Abstract

Recently, observations of electrified oceanic convection and associated cloud-to-ground (CG) lightning were obtained over the tropical western Pacific Ocean during TOGA COARE (Tropical Ocean Global Atmosphere Coupled Ocean-Atmosphere Response Experiment). During COARE, observations of convection were made using a variety of instrument platforms including ship and airborne Doppler radars, an advanced lightning direction finder (ALDF) network, and a shipborne inverted electric field mill. This study focuses on data collected by the COARE ALDF network, fusion of those data with observations, and the methods used to calculate accurate CG return stroke locations.

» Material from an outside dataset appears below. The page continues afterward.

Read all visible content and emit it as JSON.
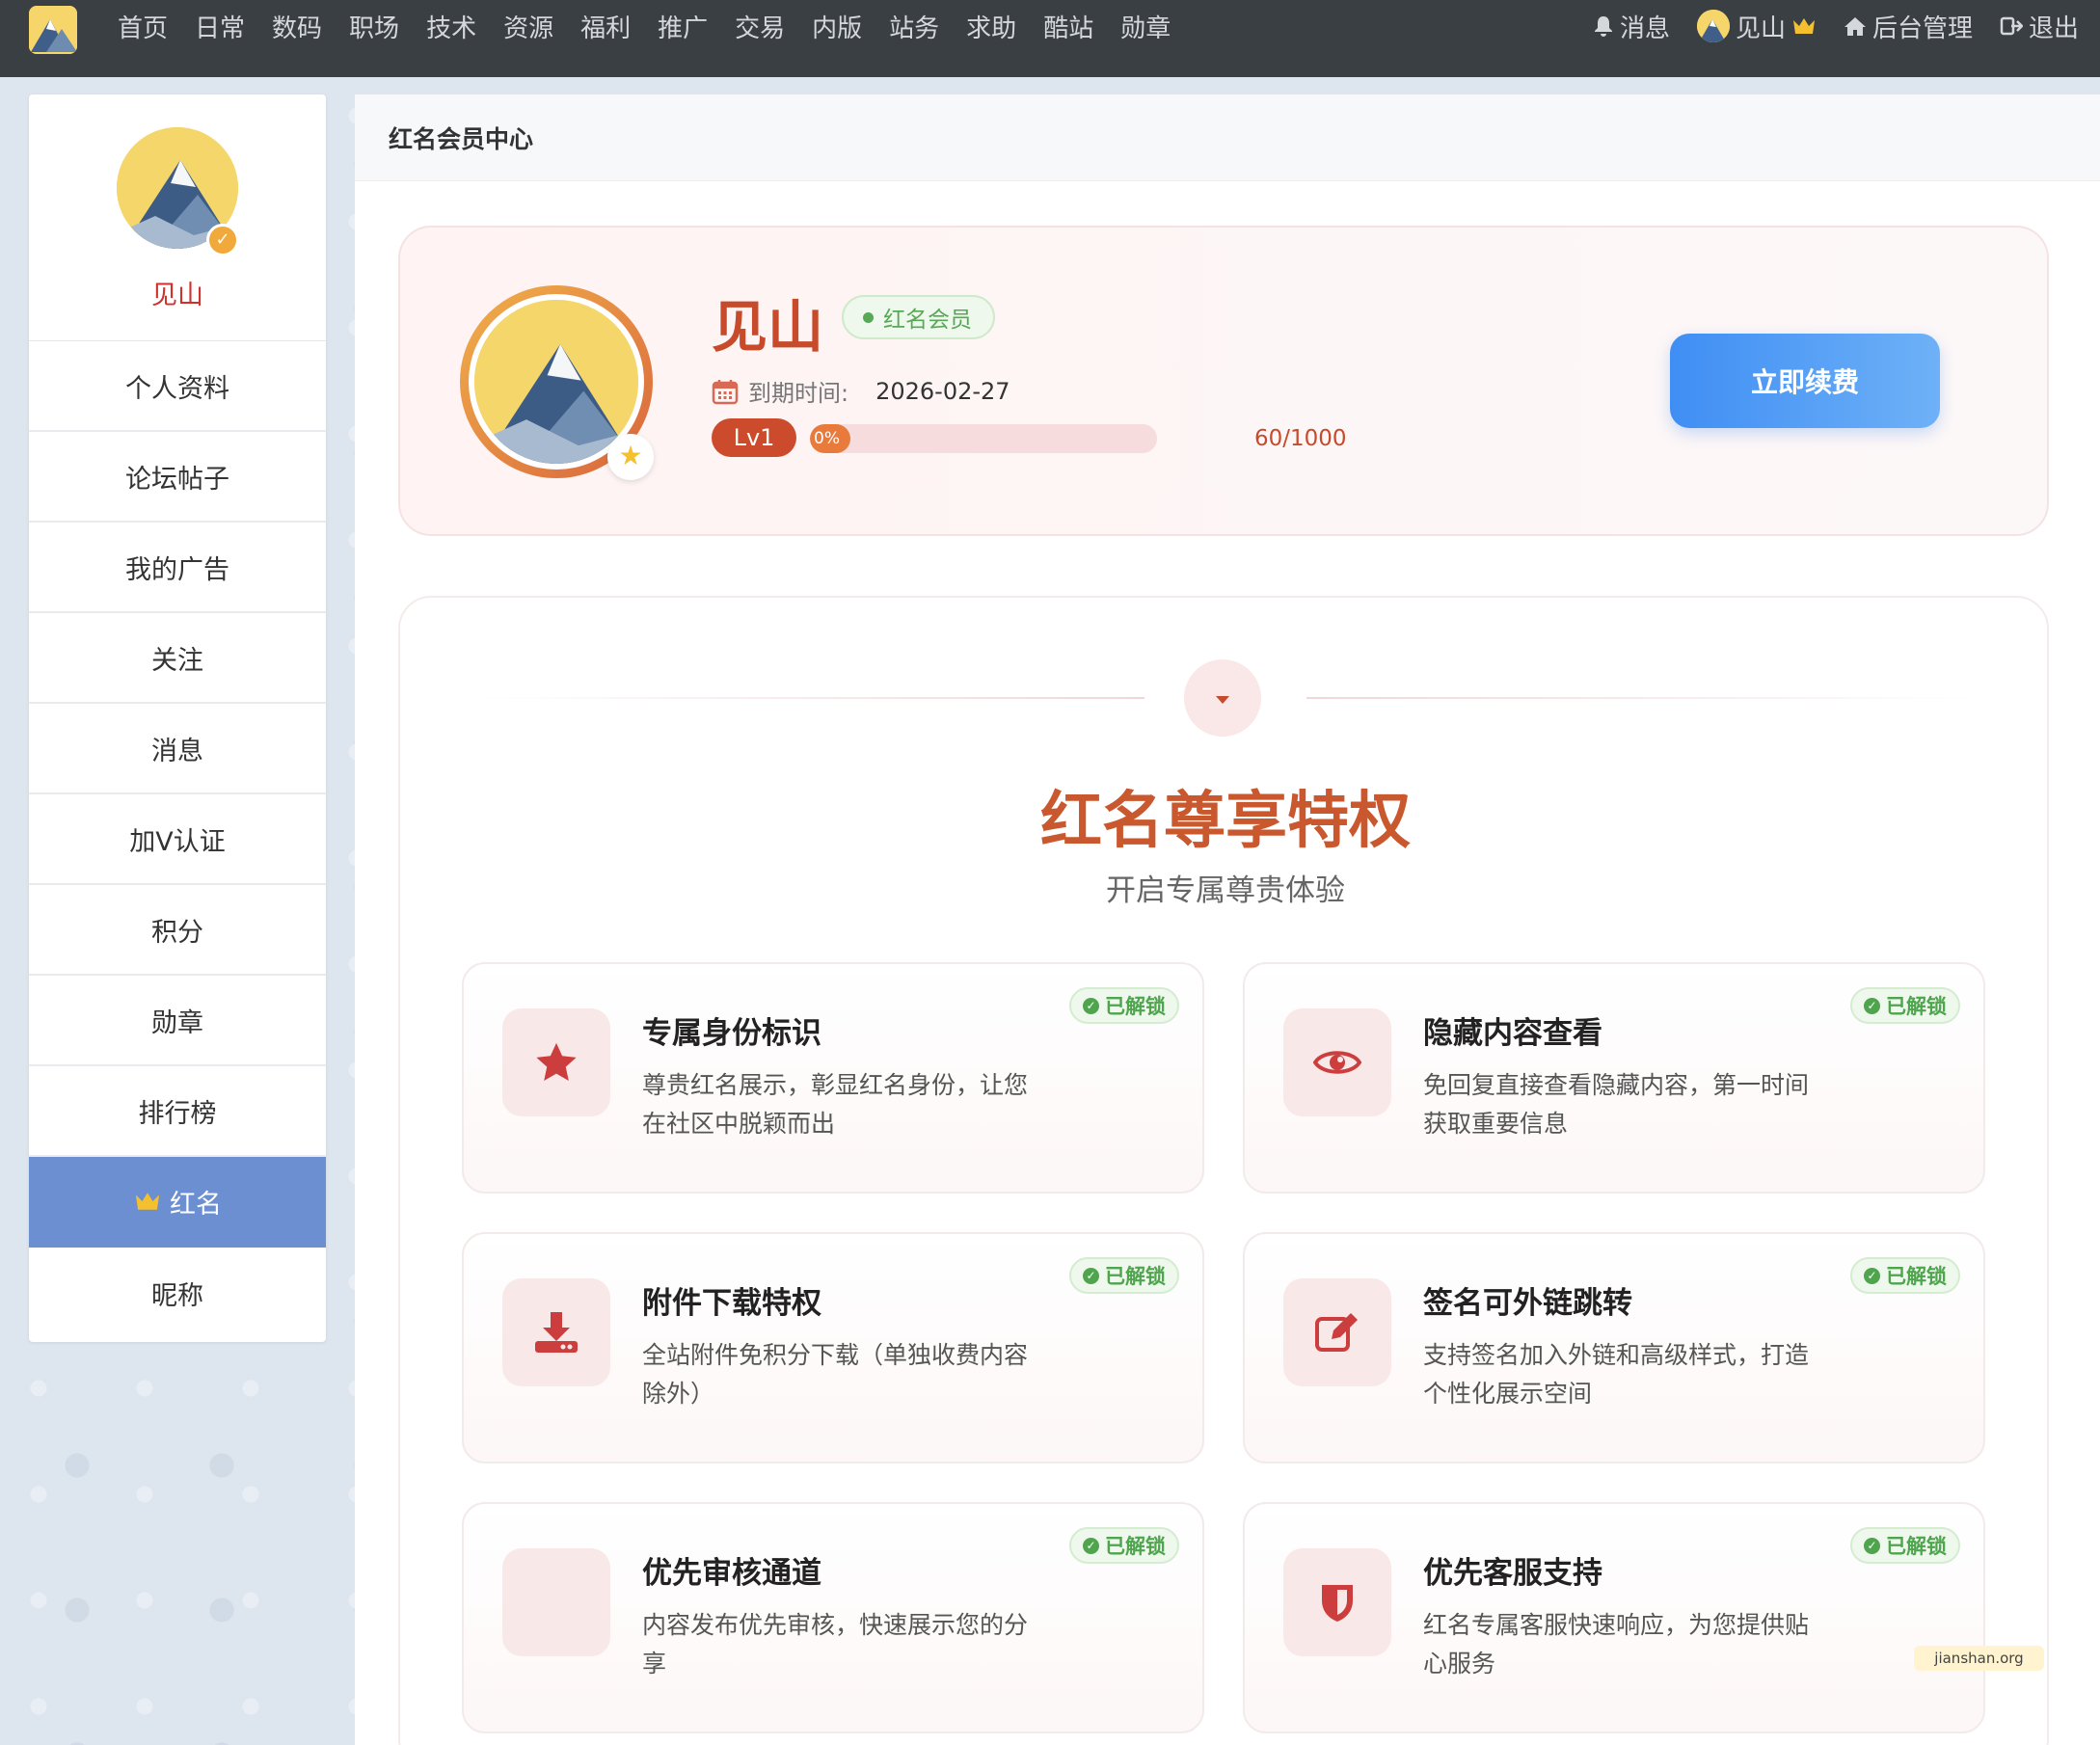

Analysis of CG lightning data and Doppler radar data indicates that lightning-producing oceanic convection is characterized by deep, vertically developed convective cells with radar reflectivities exceeding 30-dBZ above the height of the −10°C level. In several cases a peak in CG frequency occurred coincident with the descent of precipitation mass bounded by the 30-dBZ reflectivity contour, linking the descent of the hydrometeor mass to the occurrence of CG lightning. The diurnal cycle of oceanic CG lightning, the convective available potential energy (CAPE), and rainfall indicates a peak in all these variables in the early morning hours (local time), approximately 2 h before the peak in cold-cloud area defined by brightness temperatures of less than −65°C. Sounding data indicate a strong positive correlation between CAPE and mixed-layer wet-bulb potential temperature and a weak positive correlation between CAPE and the number of CG lightning flashes observed in a 24-h period. The data also indicate that a highly nonlinear relationship exists between the wet-bulb potential temperature and the number of CG flashes observed in a 24-h period.